On a little more clinical level, my friend, William Antopol, showed that small doses of bradykinin given just before the provocative dose of endotoxin to set off the Shwartzman phenomenon greatly intensify the local tissue response. Amidopyrine, a partial inhibitor of bradykinin, was shown to inhibit the Shwartzman phenomenon. Quite different was the use by Forell of Munich of an inhibitor of the parotid gland proteolytic enzymes called trasylol. Since acute pancreatitis is associated with the freeing of large amount of proteolytic enzymes, he used trasylol in the treatment of this tricky condition. You guessed it –that was quick loss of pain and rapid recovery. I cannot vouch for the results, but they look interesting.

Then there was one last peptide discussed called substance P, for no sufficient reason. It was discussed by my old and warm friend, Ulf V. Euler of Stockholm. We first met many years ago in Bayliss’ laboratory in London. At any rate, substance P has been isolated, possibly in pure state, from horse intestine. It is also found in the brain and peripheral nerves and it, too, stimulates smooth muscle. Its synthesis, like spring, cannot be far behind. This peptide is new enough to allow every possible function to be claimed for it. Some think it causes motility of the intestine, and others think that it is a transmitter substance in the brain. Thus, it has constipation –physical or intellectual –in common.

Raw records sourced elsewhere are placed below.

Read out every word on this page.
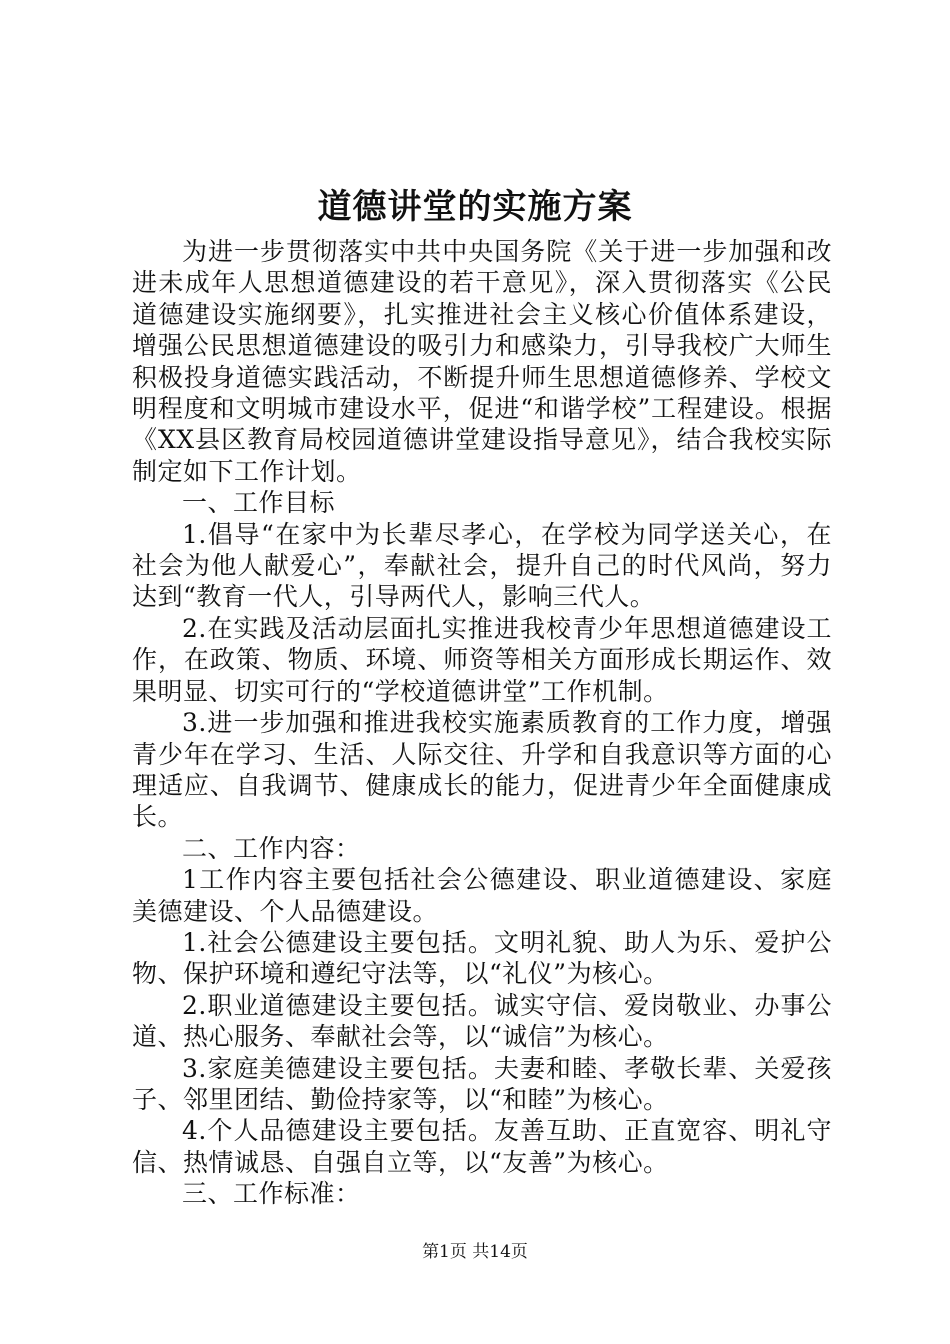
道德讲堂的实施方案

为进一步贯彻落实中共中央国务院《关于进一步加强和改进未成年人思想道德建设的若干意见》，深入贯彻落实《公民道德建设实施纲要》，扎实推进社会主义核心价值体系建设，增强公民思想道德建设的吸引力和感染力，引导我校广大师生积极投身道德实践活动，不断提升师生思想道德修养、学校文明程度和文明城市建设水平，促进“和谐学校”工程建设。根据《XX县区教育局校园道德讲堂建设指导意见》，结合我校实际制定如下工作计划。

一、工作目标

1.倡导“在家中为长辈尽孝心，在学校为同学送关心，在社会为他人献爱心”，奉献社会，提升自己的时代风尚，努力达到“教育一代人，引导两代人，影响三代人。

2.在实践及活动层面扎实推进我校青少年思想道德建设工作，在政策、物质、环境、师资等相关方面形成长期运作、效果明显、切实可行的“学校道德讲堂”工作机制。

3.进一步加强和推进我校实施素质教育的工作力度，增强青少年在学习、生活、人际交往、升学和自我意识等方面的心理适应、自我调节、健康成长的能力，促进青少年全面健康成长。

二、工作内容：

1工作内容主要包括社会公德建设、职业道德建设、家庭美德建设、个人品德建设。

1.社会公德建设主要包括。文明礼貌、助人为乐、爱护公物、保护环境和遵纪守法等，以“礼仪”为核心。

2.职业道德建设主要包括。诚实守信、爱岗敬业、办事公道、热心服务、奉献社会等，以“诚信”为核心。

3.家庭美德建设主要包括。夫妻和睦、孝敬长辈、关爱孩子、邻里团结、勤俭持家等，以“和睦”为核心。

4.个人品德建设主要包括。友善互助、正直宽容、明礼守信、热情诚恳、自强自立等，以“友善”为核心。

三、工作标准：

第1页 共14页
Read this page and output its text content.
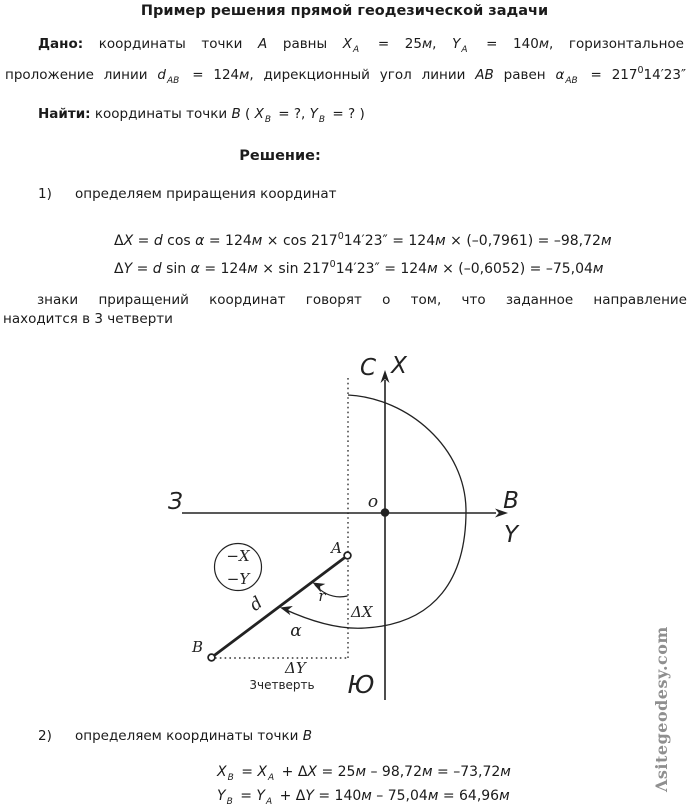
Пример решения прямой геодезической задачи
Дано: координаты точки А равны $X_А = 25м$, $Y_А = 140м$, горизонтальное
проложение линии $d_{АВ} = 124м$, дирекционный угол линии АВ равен $\alpha_{АВ} = 217^014'23''$
Найти: координаты точки В ( $X_В$ = ?, $Y_В$ = ? )
Решение:
1) определяем приращения координат
ΔX = d $\cos \alpha = 124м \times \cos 217^014'23'' = 124м \times (-0,7961) = -98,72м$
ΔY = d $\sin \alpha = 124м \times \sin 217^014'23'' = 124м \times (-0,6052) = -75,04м$
знаки приращений координат говорят о том, что заданное направление
находится в 3 четверти
−X
−Y
С X
З	o	В
Y
Ю
A
B
d	r
α
ΔX
ΔY
3четверть
2) определяем координаты точки В
$X_В = X_А + \Delta X = 25м - 98,72м = -73,72м$
$Y_В = Y_А + \Delta Y = 140м - 75,04м = 64,96м$
Λsitegeodesy.com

So here is a whole series of peptides that are all over the place, and they are now being corralled, identified, and synthesized. The search is on for antagonists. It is interesting and significant that the pharmaceutical firms are leading the field, though they did not open it up. Perhaps this is as it should be.

Hold your hats, because, despite how it may seem, discovery these days is not limited to missiles, outer space, or how pretty is the first lady of the land.—I.H.P.